I was duped by an email scam yesterday. The person pretended to be a friend from church, so I didn’t suspect anything until the evening when I could think about it more clearly. Okay, so I’m an idiot. Should I blame myself for being gullible or these unscrupulous fraudsters? Anyway, that was yesterday. I look forward to a better day ahead. The predawn is gray over the treetops across the street from me. I was just dreaming about The Gray Notebook for some reason. Its contents are sort of a mystery to me. Being so objective and non psychological would be very difficult for a lot of people, an art that requires practice and discipline. Most of us are geared to self pity and the question of why me. We take ourselves too seriously, as if the world turned around us. And we focus on the big things rather than on the minutiae, the everyday. Is Thornton Wilder a little bit like Josep Pla? My cattle dog is getting a drink of water, perhaps wondering when I’ll go to the store; or maybe he’s not thinking anything at all.
Quarter after seven. Nothing was unusual on my daily trip. The Arizona teas had been moved to a higher shelf in the cooler. They go for only 99 cents apiece. I might try one of them someday. I felt kind of sad and fatigued on the sidewalk. My heart and my steps were heavy, my brain still sleepy and blunted. Usually I take note of the sky and my other surroundings, but this morning I didn’t know the color of the dawn. Stephen Crane: “None of them knew the color of the sky… and all of them knew the color of the sea.” I am indebted to my 11th grade English teacher for making us read “The Open Boat.” Mrs Taylor passed away some time ago, before I could look her up and make contact again. She always believed in me.
Quarter of four in the morning.
I got up for a few minutes, and maybe I’ll go the distance until sunrise. The idea of Panglossian optimism occurs to me, a kind of teleological absurdity that depends on the existence of a benevolent God. Everything works out for the best because he designed it that way. I haven’t read Voltaire in many years, but I can always remember the chapter about El Dorado. And Candide asks questions out of his sheer innocence while he and his friends go from one predicament to the next.
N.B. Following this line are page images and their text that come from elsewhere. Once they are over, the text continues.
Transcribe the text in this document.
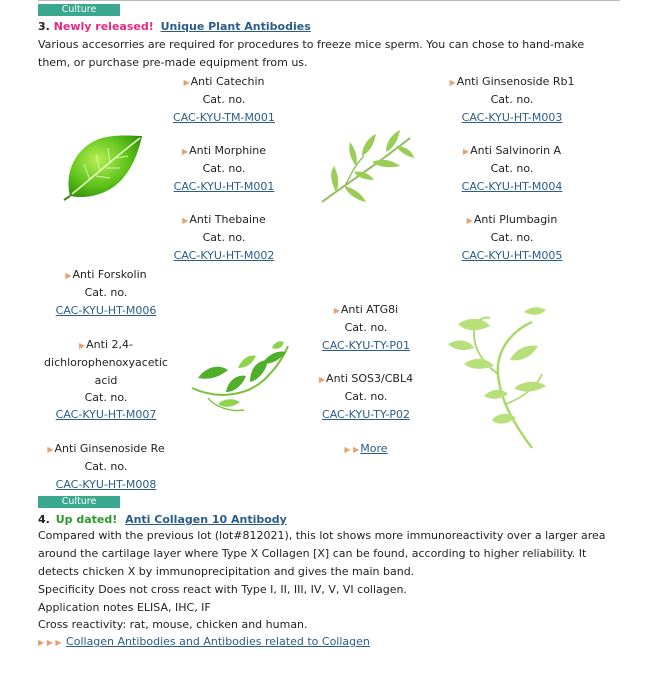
Culture
3. Newly released! Unique Plant Antibodies
Various accesorries are required for procedures to freeze mice sperm. You can chose to hand-make them, or purchase pre-made equipment from us.
▶Anti Catechin
Cat. no.
CAC-KYU-TM-M001
▶Anti Ginsenoside Rb1
Cat. no.
CAC-KYU-HT-M003
▶Anti Morphine
Cat. no.
CAC-KYU-HT-M001
▶Anti Salvinorin A
Cat. no.
CAC-KYU-HT-M004
▶Anti Thebaine
Cat. no.
CAC-KYU-HT-M002
▶Anti Plumbagin
Cat. no.
CAC-KYU-HT-M005
▶Anti Forskolin
Cat. no.
CAC-KYU-HT-M006	▶Anti ATG8i
Cat. no.
CAC-KYU-TY-P01
▶Anti 2,4-dichlorophenoxyacetic acid
Cat. no.
CAC-KYU-HT-M007
▶Anti SOS3/CBL4
Cat. no.
CAC-KYU-TY-P02
▶Anti Ginsenoside Re
Cat. no.
CAC-KYU-HT-M008
▶ ▶More
Culture
4. Up dated! Anti Collagen 10 Antibody
Compared with the previous lot (lot#812021), this lot shows more immunoreactivity over a larger area around the cartilage layer where Type X Collagen [X] can be found, according to higher reliability. It detects chicken X by immunoprecipitation and gives the main band.
Specificity Does not cross react with Type I, II, III, IV, V, VI collagen.
Application notes ELISA, IHC, IF
Cross reactivity: rat, mouse, chicken and human.
▶ ▶ ▶ Collagen Antibodies and Antibodies related to Collagen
Six o’clock. In another hour I can go to the store, unless Heather misses her alarm again. It looks like the sky is overcast this morning. Speaking of optimism, mine is restored a bit after the events of yesterday. Now I’m more liberated than I used to be. A burden has rolled off. I got a decent sleep last night as a result. I realize that I take things earnestly and hard— probably too hard; I was always very grave and serious about everything. It’s not my nature to be light and satirical, but rather honest and literal like Candide, who, by the way, is quite the opposite of the author who created his character… The sprinklers have turned off and a prop plane drones overhead. The first birds are cheeping outdoors, as free as their nature. Today should be good, as Aesop my dog stares me down with a question on his face.